This was declared the ‘world’s healthiest’ food — here’s how to eat it

Watercress is life.

Often seen as a garden-variety garnish that one scrapes off an entrée, lowly watercress could conversely be the holy grail for health.

This nebulous-looking vegetable has been deemed an essential part of a balanced diet due to its bounty of nutrients that can stave off disease and protect athletes from workout-induced injuries, B&W Quality Growers wrote in a press release.

“Athletes [who eat watercress] benefit from strenuous exercise with less potential for tissue damage,” the food firm claimed in the statement.

It apparently tastes good, too.

“We use watercress in salad for its peppery freshness,” Andrew Chase, owner of Lower East Side Austrian standby Cafe Katja, told The Post. “It really wakes up your tastebuds!”

The health perks are due to the fact that, in part, the pungent superfood — which resides in cool, flowing water bodies throughout Eurasia, despite being introduced to North America — is the most nutrient-dense veggie on earth, according to the Centers for Disease Control.


Watercress.
Watercress contains properties that promote muscle recovery and reduce cell damage, plus other health perks that can benefit athletes.
Getty Images/iStockphoto

It scored a perfect 100 out of 100, beating out Chinese cabbage (91.99 points), Swiss chard (89.27 points), beetroot (87.08 points) and even spinach (86.43 points) in the CDC’s vegetable rankings.

Perhaps Popeye should have inhaled a can of watercress instead of spinach before uppercutting his nemesis Bluto.

The plant panacea has high levels of amino acids — essential elements of protein that aid everything from digestion to neurotransmitter production — as well as antioxidants.

The latter compounds are the body’s defense against damage caused by “free radicals,” or essential compounds that the body produces during rest, exercise, rigorous activity and converting food into energy.

While essential for life and muscle function and, in turn, adapting to exercise, a free radical-antioxidant imbalance can cause delays in muscle recovery and damage muscles — and can even play a role in the development of cancer, according to the National Cancer Institute.


Watercress.
Watercress resides in cool, flowing bodies of water in Eurasia.
Getty Images/iStockphoto

Eating watercress can potentially offset side effects in athletes, too: Studies show those who ingest it two hours prior to exhaustive exercise greatly lessen their chances of cell damage, compared to those who did not.

Meanwhile, consuming watercress daily for just two months decreased DNA damage, effectively providing athletes with all the benefits of grueling exercise with the damaging downsides.

Other benefits include large amounts of iron, calcium, potassium, magnesium and Vitamin K — the latter potentially preventing cell damage in the brain, according to a Vogue report that grandly labeled watercress “the healthiest food in the world.”

In addition, consuming just 100 grams of the herb fulfills the majority of the requirement for Vitamin C and reportedly contains more than even citrus stars like oranges and lemons.

Perhaps it’s unsurprising that the hot, new superfood is in the same mustard-green family as kale, the popular one-time “It vegetable” and has been the lifeblood of billionaire-dollar roughage mongers like Sweetgreen.

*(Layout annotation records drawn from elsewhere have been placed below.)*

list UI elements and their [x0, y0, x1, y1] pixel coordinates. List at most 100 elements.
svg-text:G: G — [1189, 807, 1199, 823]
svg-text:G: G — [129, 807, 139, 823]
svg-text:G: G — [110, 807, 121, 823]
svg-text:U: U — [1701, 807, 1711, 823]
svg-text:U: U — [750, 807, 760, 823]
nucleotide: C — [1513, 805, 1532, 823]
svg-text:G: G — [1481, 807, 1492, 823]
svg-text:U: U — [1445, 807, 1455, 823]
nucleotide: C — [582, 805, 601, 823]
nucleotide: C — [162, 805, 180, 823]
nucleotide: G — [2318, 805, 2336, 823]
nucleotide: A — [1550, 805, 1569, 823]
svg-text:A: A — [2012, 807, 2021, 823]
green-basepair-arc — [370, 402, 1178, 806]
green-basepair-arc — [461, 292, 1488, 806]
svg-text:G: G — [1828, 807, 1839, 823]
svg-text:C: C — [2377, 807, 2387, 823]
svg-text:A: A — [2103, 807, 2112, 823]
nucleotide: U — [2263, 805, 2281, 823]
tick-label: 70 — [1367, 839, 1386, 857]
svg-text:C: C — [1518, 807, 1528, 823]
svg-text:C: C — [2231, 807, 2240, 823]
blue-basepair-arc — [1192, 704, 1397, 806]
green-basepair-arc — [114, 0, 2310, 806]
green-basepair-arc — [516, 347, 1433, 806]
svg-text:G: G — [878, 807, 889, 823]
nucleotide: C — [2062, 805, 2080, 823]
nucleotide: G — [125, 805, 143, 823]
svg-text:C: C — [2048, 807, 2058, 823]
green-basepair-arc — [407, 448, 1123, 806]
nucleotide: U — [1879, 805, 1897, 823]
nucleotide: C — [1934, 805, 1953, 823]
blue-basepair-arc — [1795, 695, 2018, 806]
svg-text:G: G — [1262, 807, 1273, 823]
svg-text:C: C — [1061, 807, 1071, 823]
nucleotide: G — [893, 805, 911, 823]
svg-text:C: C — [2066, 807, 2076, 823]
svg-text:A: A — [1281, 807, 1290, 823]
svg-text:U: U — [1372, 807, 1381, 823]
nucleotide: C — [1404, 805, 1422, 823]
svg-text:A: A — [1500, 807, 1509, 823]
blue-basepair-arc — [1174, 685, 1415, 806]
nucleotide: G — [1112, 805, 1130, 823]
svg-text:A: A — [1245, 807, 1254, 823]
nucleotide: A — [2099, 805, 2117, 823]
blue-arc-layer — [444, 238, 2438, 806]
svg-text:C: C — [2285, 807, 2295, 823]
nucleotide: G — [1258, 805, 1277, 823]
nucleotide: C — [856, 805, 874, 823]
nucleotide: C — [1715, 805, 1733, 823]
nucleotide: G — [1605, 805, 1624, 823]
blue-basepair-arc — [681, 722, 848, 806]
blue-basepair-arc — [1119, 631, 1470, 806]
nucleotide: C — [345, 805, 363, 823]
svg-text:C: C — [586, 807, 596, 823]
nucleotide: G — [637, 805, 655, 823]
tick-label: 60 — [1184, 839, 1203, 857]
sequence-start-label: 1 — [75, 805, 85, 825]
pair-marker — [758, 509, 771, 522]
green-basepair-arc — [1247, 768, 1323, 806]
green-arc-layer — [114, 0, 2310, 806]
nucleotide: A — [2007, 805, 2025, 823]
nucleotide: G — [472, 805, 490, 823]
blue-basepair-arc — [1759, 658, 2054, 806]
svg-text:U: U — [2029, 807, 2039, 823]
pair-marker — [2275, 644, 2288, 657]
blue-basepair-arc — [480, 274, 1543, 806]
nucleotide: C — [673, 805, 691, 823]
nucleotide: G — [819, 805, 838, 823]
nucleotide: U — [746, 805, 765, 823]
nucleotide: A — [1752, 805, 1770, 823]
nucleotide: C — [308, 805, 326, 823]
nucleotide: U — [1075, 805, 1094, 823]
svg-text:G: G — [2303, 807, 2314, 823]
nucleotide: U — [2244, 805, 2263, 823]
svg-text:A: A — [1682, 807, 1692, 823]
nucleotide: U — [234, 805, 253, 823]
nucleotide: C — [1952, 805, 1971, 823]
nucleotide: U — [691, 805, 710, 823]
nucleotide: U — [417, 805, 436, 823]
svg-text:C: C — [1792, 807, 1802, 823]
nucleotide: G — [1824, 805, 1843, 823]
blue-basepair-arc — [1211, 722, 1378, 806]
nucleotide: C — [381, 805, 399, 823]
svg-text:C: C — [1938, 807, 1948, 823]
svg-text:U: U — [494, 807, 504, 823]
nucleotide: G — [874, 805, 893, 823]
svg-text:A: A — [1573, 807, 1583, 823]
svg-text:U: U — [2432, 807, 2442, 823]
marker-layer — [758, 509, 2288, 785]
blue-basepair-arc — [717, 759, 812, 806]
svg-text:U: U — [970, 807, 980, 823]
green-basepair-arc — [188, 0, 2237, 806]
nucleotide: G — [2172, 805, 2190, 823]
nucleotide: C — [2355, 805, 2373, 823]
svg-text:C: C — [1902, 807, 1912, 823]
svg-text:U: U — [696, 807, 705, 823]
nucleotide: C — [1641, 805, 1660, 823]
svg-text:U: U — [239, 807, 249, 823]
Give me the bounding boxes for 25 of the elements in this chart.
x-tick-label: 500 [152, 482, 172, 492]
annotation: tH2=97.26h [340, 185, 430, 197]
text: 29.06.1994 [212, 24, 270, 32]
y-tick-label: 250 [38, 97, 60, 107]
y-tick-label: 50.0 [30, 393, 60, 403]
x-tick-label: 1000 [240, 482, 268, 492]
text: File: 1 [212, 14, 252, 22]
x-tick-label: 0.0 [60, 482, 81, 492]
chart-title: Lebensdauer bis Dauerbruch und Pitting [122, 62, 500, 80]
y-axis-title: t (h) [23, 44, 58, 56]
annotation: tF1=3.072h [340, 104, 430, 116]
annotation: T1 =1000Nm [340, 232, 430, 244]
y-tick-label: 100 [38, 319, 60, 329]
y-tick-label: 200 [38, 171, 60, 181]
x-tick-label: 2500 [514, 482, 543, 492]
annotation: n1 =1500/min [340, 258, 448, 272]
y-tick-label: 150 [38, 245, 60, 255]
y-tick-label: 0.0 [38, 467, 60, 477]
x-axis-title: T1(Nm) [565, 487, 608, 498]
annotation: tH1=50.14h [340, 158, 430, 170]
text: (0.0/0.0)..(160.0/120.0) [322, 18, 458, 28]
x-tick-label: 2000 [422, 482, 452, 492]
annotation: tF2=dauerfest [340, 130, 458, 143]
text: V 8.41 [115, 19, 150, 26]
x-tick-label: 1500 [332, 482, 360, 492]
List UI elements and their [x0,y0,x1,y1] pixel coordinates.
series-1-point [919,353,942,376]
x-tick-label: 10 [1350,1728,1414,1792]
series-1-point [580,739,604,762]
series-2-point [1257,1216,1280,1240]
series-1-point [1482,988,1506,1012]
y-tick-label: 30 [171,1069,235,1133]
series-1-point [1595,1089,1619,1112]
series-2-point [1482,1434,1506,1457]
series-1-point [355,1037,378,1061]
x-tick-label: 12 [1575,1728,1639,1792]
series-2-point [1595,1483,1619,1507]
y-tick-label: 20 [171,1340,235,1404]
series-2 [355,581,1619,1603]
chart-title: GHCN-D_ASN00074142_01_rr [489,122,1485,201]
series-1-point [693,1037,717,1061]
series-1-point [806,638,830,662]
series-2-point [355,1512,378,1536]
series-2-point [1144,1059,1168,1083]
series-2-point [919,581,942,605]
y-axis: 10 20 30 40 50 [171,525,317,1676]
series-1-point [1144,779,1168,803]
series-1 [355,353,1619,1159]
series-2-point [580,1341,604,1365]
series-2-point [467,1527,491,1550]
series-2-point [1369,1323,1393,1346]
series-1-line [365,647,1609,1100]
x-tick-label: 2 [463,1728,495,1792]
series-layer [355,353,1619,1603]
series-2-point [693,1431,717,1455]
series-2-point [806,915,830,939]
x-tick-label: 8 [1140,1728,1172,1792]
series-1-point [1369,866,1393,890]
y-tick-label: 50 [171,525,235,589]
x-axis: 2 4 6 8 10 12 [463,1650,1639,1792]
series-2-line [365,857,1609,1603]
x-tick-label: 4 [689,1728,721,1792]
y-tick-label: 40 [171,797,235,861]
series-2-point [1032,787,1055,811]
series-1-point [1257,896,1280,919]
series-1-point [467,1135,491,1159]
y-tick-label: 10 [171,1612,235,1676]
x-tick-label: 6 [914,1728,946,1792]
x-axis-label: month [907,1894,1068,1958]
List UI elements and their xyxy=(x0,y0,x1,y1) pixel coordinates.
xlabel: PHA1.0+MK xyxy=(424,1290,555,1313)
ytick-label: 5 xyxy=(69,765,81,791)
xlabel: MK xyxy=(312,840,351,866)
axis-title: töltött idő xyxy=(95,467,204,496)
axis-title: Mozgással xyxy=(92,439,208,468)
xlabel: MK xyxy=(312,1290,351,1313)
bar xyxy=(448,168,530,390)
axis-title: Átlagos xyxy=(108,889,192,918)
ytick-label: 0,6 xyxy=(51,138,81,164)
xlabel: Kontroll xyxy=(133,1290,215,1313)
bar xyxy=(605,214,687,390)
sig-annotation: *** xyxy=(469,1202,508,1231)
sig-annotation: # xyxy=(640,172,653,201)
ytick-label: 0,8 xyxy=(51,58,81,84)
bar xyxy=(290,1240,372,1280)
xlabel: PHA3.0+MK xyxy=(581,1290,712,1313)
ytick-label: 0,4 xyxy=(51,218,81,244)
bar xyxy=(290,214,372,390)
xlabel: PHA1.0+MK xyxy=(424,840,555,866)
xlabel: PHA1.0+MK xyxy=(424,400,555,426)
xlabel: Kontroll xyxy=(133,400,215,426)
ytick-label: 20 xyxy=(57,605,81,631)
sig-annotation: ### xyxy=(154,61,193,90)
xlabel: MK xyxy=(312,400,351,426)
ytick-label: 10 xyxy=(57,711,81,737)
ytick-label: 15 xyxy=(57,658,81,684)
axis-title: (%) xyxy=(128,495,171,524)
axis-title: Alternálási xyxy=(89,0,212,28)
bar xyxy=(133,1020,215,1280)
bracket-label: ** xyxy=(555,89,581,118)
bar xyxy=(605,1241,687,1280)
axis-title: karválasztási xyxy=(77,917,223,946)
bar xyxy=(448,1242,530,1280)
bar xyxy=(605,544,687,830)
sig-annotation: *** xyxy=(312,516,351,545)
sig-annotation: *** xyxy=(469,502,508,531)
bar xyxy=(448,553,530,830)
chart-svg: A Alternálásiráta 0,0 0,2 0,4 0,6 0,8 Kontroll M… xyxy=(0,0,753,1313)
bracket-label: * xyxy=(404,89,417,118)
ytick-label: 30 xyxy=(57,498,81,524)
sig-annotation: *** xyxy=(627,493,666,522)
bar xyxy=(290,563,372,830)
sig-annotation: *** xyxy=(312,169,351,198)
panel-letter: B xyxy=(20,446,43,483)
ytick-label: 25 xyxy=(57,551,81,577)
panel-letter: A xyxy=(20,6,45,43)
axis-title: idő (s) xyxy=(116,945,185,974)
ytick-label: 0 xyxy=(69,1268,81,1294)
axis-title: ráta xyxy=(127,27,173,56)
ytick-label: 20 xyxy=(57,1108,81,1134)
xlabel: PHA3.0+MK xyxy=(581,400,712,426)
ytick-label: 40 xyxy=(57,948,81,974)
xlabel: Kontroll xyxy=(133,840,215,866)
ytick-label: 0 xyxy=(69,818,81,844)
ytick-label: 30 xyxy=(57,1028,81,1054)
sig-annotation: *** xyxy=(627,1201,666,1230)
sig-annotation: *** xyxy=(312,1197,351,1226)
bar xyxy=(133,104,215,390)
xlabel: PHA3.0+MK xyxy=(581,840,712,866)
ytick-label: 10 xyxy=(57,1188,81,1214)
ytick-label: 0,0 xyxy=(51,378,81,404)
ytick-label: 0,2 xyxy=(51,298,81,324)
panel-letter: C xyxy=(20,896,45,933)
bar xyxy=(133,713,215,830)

That was before it came out that the alleged fibrous fountain of youth was not nearly as healthy as advertised and contained an alarming amount of pesticides and “forever chemicals.”


Kale.
Once the premiere “It vegetable,” kale seemingly fell out of favor due to studies that showed that it isn’t nearly as healthy as once thought and is among the most likely vegetables to be riddled with pesticides.
Getty Images/iStockphoto

But how does one get people to eat watercress, a vegetable that looks like it should be served alongside vitamin pellets in a Galapagos tortoise enclosure?

B&W suggests that people “get juiced up on that leafy green goodness daily by adding watercress to salads, smoothies, sandwiches, wraps, omelets, pizza and more.”

And it’s not just vegans and health gurus espousing watercress’ virtues.

Andrew Chase, whose restaurant Cafe Katja is famous for serving sprawling platters of porchetta and bratwurst, told The Post that he uses the wonder green to “offset the richness” of the meat.

“We fluff it up with frisée [curly endive] and serve it with schnitzel and steaks,” the restaurateur said.

Meanwhile, Chase added, gourmands who like their watercress with an Asian accent — not to be confused with Chinese watercress which, while delicious and certainly healthy, is a different species — can douse a watercress salad with carrot dressing, like the one at New York Vietnamese restaurant Nha Trang One.

Perhaps it will only be so long before the vegetable-averse plow through watercress like a combine harvester.


A gif of kale being tossed in the garbage.
Could watercress replace kale as the latest “It vegetable”?

But don’t overdo it, as the herb’s essential mustard oils — which act as a natural cough suppressant — can also cause bladder, kidney and stomach irritation if consumed in excess, according to Vogue.

Moderation is key — even with the alleged holy grail of health.